Just Say Know: Disclosing Drug Use

Just Say Know: Disclosing Drug Use

Just Say Know

Just Say Know

As Peer Educators introduce ideas, facilitate discussions, and encourage others to share their experiences, one may be asked about personal experiences. In order to remain professional and unbiased, facilitators should consider what is appropriate to share, and when it is fitting to share with their audience. Audience members might ask about a facilitator’s personal experiences using a substance out of sheer curiosity, to relate to the facilitator, or to question their credibility. Because self-disclosure has the potential to both help and hinder how information is perceived, Peer Educators must understand where personal information is relevant, necessary, and beneficial for the discussion. Keep in mind that the advice given below is only applicable in the context of the Peer Education program delivery!
Shared experiences naturally generate meaningful connections. Stories allow us to apply concepts and information to realistic settings. However, when taking the role of educator and mediator, the focus should remain on the audience members. While personal stories might come to mind or relate to the discussion, Peer Educators must first ask themselves if what they want to share is going to benefit the learning experience and maintain an inclusive environment.

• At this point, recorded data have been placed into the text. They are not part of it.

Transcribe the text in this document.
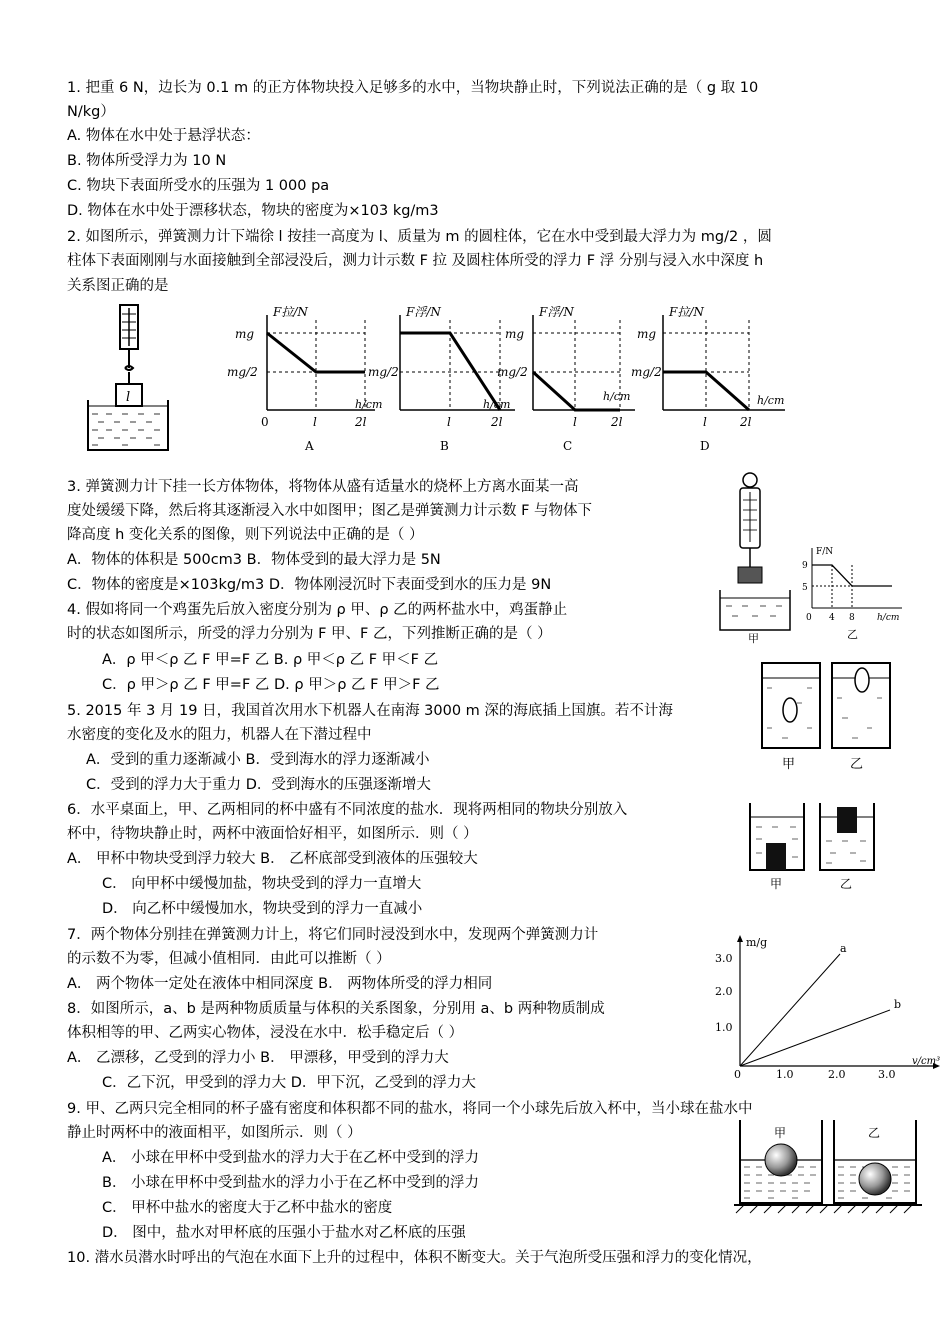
1. 把重 6 N，边长为 0.1 m 的正方体物块投入足够多的水中，当物块静止时，下列说法正确的是（ g 取 10
N/kg）
A. 物体在水中处于悬浮状态：
B. 物体所受浮力为 10 N
C. 物块下表面所受水的压强为 1 000 pa
D. 物体在水中处于漂移状态，物块的密度为×103 kg/m3
2. 如图所示，弹簧测力计下端徐 l 按挂一高度为 l、质量为 m 的圆柱体，它在水中受到最大浮力为 mg/2 ，圆
柱体下表面刚刚与水面接触到全部浸没后，测力计示数 F 拉 及圆柱体所受的浮力 F 浮 分别与浸入水中深度 h
关系图正确的是
3. 弹簧测力计下挂一长方体物体，将物体从盛有适量水的烧杯上方离水面某一高
度处缓缓下降，然后将其逐渐浸入水中如图甲；图乙是弹簧测力计示数 F 与物体下
降高度 h 变化关系的图像，则下列说法中正确的是（ ）
A．物体的体积是 500cm3 B．物体受到的最大浮力是 5N
C．物体的密度是×103kg/m3 D．物体刚浸沉时下表面受到水的压力是 9N
4. 假如将同一个鸡蛋先后放入密度分别为 ρ 甲、ρ 乙的两杯盐水中，鸡蛋静止
时的状态如图所示，所受的浮力分别为 F 甲、F 乙，下列推断正确的是（ ）
A．ρ 甲＜ρ 乙 F 甲=F 乙 B. ρ 甲＜ρ 乙 F 甲＜F 乙
C．ρ 甲＞ρ 乙 F 甲=F 乙 D. ρ 甲＞ρ 乙 F 甲＞F 乙
5. 2015 年 3 月 19 日，我国首次用水下机器人在南海 3000 m 深的海底插上国旗。若不计海
水密度的变化及水的阻力，机器人在下潜过程中
A．受到的重力逐渐减小 B．受到海水的浮力逐渐减小
C．受到的浮力大于重力 D．受到海水的压强逐渐增大
6．水平桌面上，甲、乙两相同的杯中盛有不同浓度的盐水．现将两相同的物块分别放入
杯中，待物块静止时，两杯中液面恰好相平，如图所示．则（ ）
A． 甲杯中物块受到浮力较大 B． 乙杯底部受到液体的压强较大
C． 向甲杯中缓慢加盐，物块受到的浮力一直增大
D． 向乙杯中缓慢加水，物块受到的浮力一直减小
7．两个物体分别挂在弹簧测力计上，将它们同时浸没到水中，发现两个弹簧测力计
的示数不为零，但减小值相同．由此可以推断（ ）
A． 两个物体一定处在液体中相同深度 B． 两物体所受的浮力相同
8．如图所示，a、b 是两种物质质量与体积的关系图象，分别用 a、b 两种物质制成
体积相等的甲、乙两实心物体，浸没在水中．松手稳定后（ ）
A． 乙漂移，乙受到的浮力小 B． 甲漂移，甲受到的浮力大
C．乙下沉，甲受到的浮力大 D．甲下沉，乙受到的浮力大
9. 甲、乙两只完全相同的杯子盛有密度和体积都不同的盐水，将同一个小球先后放入杯中，当小球在盐水中
静止时两杯中的液面相平，如图所示．则（ ）
A． 小球在甲杯中受到盐水的浮力大于在乙杯中受到的浮力
B． 小球在甲杯中受到盐水的浮力小于在乙杯中受到的浮力
C． 甲杯中盐水的密度大于乙杯中盐水的密度
D． 图中，盐水对甲杯底的压强小于盐水对乙杯底的压强
10. 潜水员潜水时呼出的气泡在水面下上升的过程中，体积不断变大。关于气泡所受压强和浮力的变化情况，
l
mg
mg/2
F拉/N
0	l	2l
h/cm
A
mg/2
F浮/N
l	2l
h/cm
B
mg
mg/2
F浮/N
l	2l
h/cm
C
mg
mg/2
F拉/N
l	2l
h/cm
D
甲
F/N
9
5
0 4 8 h/cm
乙
甲	乙
甲	乙
m/g
3.0
2.0
1.0
0	1.0	2.0	3.0
v/cm³
a
b
甲	乙
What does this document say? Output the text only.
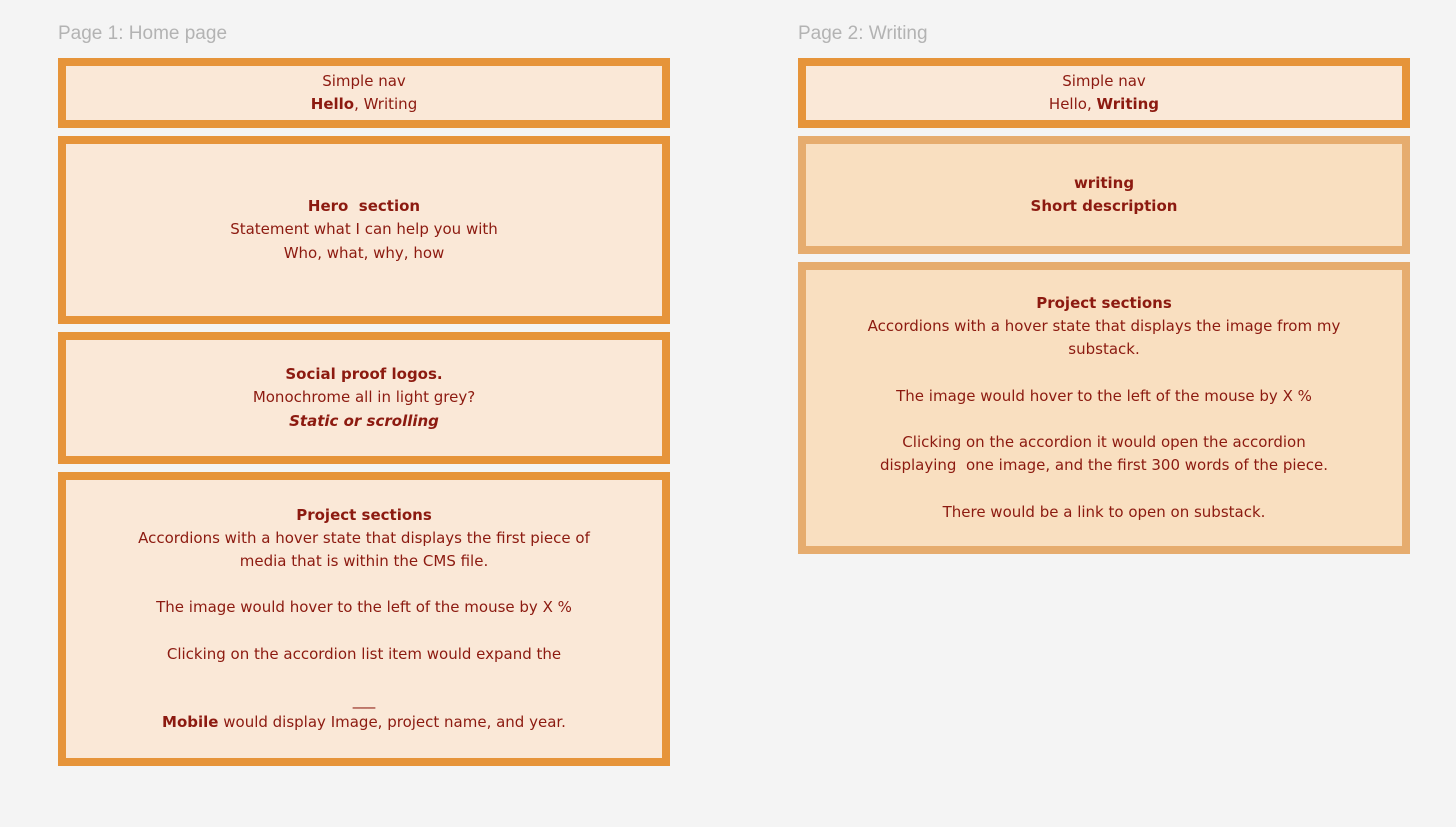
Page 1: Home page
Simple nav
Hello, Writing
Hero  section
Statement what I can help you with
Who, what, why, how
Social proof logos.
Monochrome all in light grey?
Static or scrolling
Project sections
Accordions with a hover state that displays the first piece of
media that is within the CMS file.
The image would hover to the left of the mouse by X %
Clicking on the accordion list item would expand the
___
Mobile would display Image, project name, and year.
Page 2: Writing
Simple nav
Hello, Writing
writing
Short description
Project sections
Accordions with a hover state that displays the image from my
substack.
The image would hover to the left of the mouse by X %
Clicking on the accordion it would open the accordion
displaying  one image, and the first 300 words of the piece.
There would be a link to open on substack.
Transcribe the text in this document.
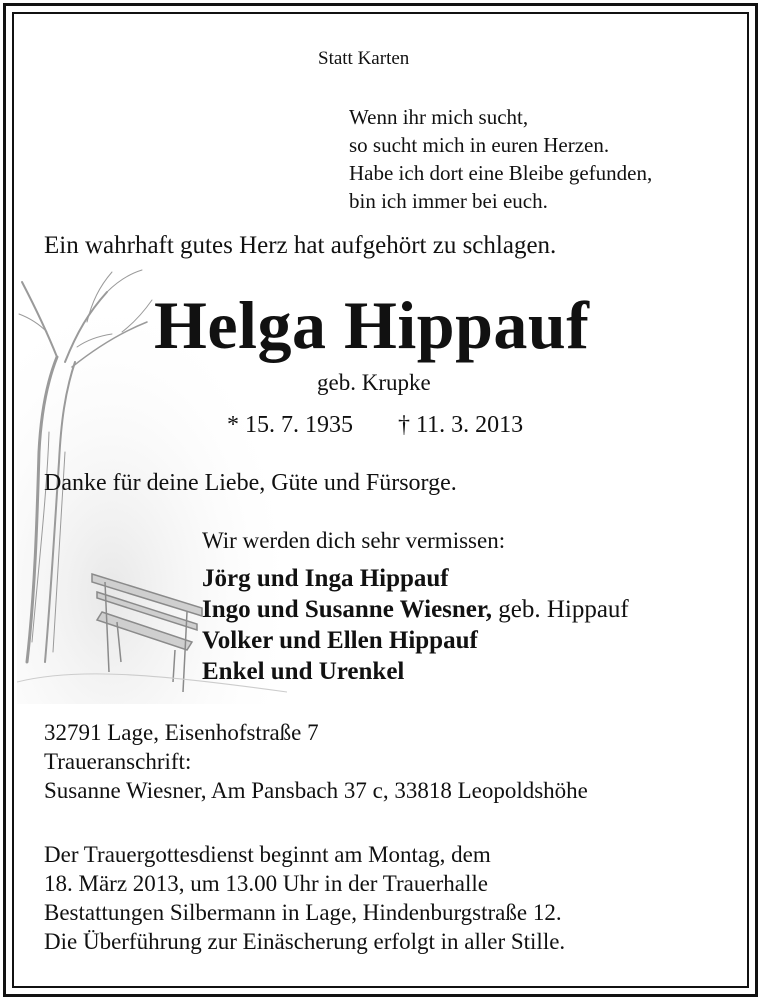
Statt Karten
Wenn ihr mich sucht,
so sucht mich in euren Herzen.
Habe ich dort eine Bleibe gefunden,
bin ich immer bei euch.
Ein wahrhaft gutes Herz hat aufgehört zu schlagen.
Helga Hippauf
geb. Krupke
* 15. 7. 1935 † 11. 3. 2013
Danke für deine Liebe, Güte und Fürsorge.
Wir werden dich sehr vermissen:
Jörg und Inga Hippauf
Ingo und Susanne Wiesner, geb. Hippauf
Volker und Ellen Hippauf
Enkel und Urenkel
32791 Lage, Eisenhofstraße 7
Traueranschrift:
Susanne Wiesner, Am Pansbach 37 c, 33818 Leopoldshöhe
Der Trauergottesdienst beginnt am Montag, dem
18. März 2013, um 13.00 Uhr in der Trauerhalle
Bestattungen Silbermann in Lage, Hindenburgstraße 12.
Die Überführung zur Einäscherung erfolgt in aller Stille.
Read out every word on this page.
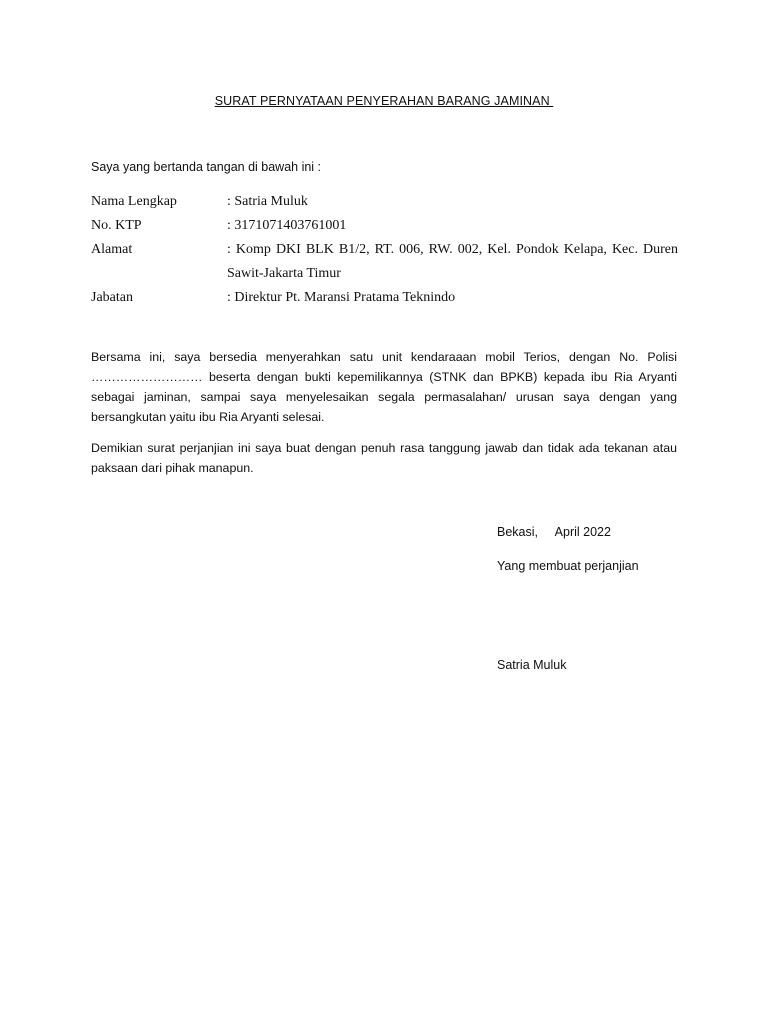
SURAT PERNYATAAN PENYERAHAN BARANG JAMINAN
Saya yang bertanda tangan di bawah ini :
Nama Lengkap	: Satria Muluk
No. KTP	: 3171071403761001
Alamat	: Komp DKI BLK B1/2, RT. 006, RW. 002, Kel. Pondok Kelapa, Kec. Duren Sawit-Jakarta Timur
Jabatan	: Direktur Pt. Maransi Pratama Teknindo

Bersama ini, saya bersedia menyerahkan satu unit kendaraaan mobil Terios, dengan No. Polisi ……………………… beserta dengan bukti kepemilikannya (STNK dan BPKB) kepada ibu Ria Aryanti sebagai jaminan, sampai saya menyelesaikan segala permasalahan/ urusan saya dengan yang bersangkutan yaitu ibu Ria Aryanti selesai.

Demikian surat perjanjian ini saya buat dengan penuh rasa tanggung jawab dan tidak ada tekanan atau paksaan dari pihak manapun.

Bekasi,     April 2022
Yang membuat perjanjian
Satria Muluk
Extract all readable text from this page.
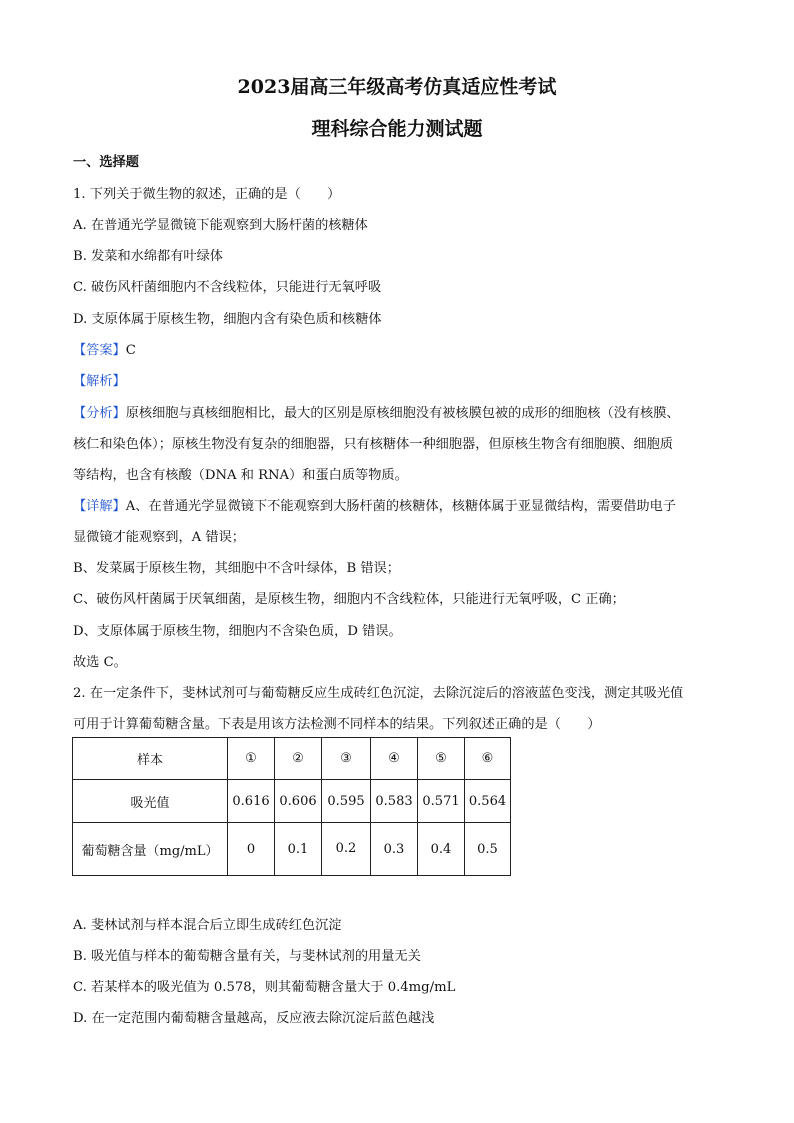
2023届高三年级高考仿真适应性考试
理科综合能力测试题
一、选择题
1. 下列关于微生物的叙述，正确的是（　　）
A. 在普通光学显微镜下能观察到大肠杆菌的核糖体
B. 发菜和水绵都有叶绿体
C. 破伤风杆菌细胞内不含线粒体，只能进行无氧呼吸
D. 支原体属于原核生物，细胞内含有染色质和核糖体
【答案】C
【解析】
【分析】原核细胞与真核细胞相比，最大的区别是原核细胞没有被核膜包被的成形的细胞核（没有核膜、
核仁和染色体）；原核生物没有复杂的细胞器，只有核糖体一种细胞器，但原核生物含有细胞膜、细胞质
等结构，也含有核酸（DNA 和 RNA）和蛋白质等物质。
【详解】A、在普通光学显微镜下不能观察到大肠杆菌的核糖体，核糖体属于亚显微结构，需要借助电子
显微镜才能观察到，A 错误；
B、发菜属于原核生物，其细胞中不含叶绿体，B 错误；
C、破伤风杆菌属于厌氧细菌，是原核生物，细胞内不含线粒体，只能进行无氧呼吸，C 正确；
D、支原体属于原核生物，细胞内不含染色质，D 错误。
故选 C。
2. 在一定条件下，斐林试剂可与葡萄糖反应生成砖红色沉淀，去除沉淀后的溶液蓝色变浅，测定其吸光值
可用于计算葡萄糖含量。下表是用该方法检测不同样本的结果。下列叙述正确的是（　　）
样本	①	②	③	④	⑤	⑥
吸光值	0.616	0.606	0.595	0.583	0.571	0.564
葡萄糖含量（mg/mL）	0	0.1	0.2	0.3	0.4	0.5
A. 斐林试剂与样本混合后立即生成砖红色沉淀
B. 吸光值与样本的葡萄糖含量有关，与斐林试剂的用量无关
C. 若某样本的吸光值为 0.578，则其葡萄糖含量大于 0.4mg/mL
D. 在一定范围内葡萄糖含量越高，反应液去除沉淀后蓝色越浅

If asked about personal experiences with a substance, being truthful will set an open and honest tone and defeat stigma that is ordinarily normalized. However, each Peer Educator has the right to privacy and should only self-disclose where they see it as fitting and constructive, and only if it is comfortable for them.
Peer Educators should always prioritize their safety before sharing information that could jeopardize it. Having the chance to safely participate in an open learning environment discussing illegal drug use is a privilege that most people do not have access to due to the illegality of drugs, the disparities between groups that are impacted by the drug war, and the fact that this program is only accessible on college campuses. While self-disclosure can be empowering and meaningful, it is important to keep in mind that risks will still exist until there is an end to the War on Drugs.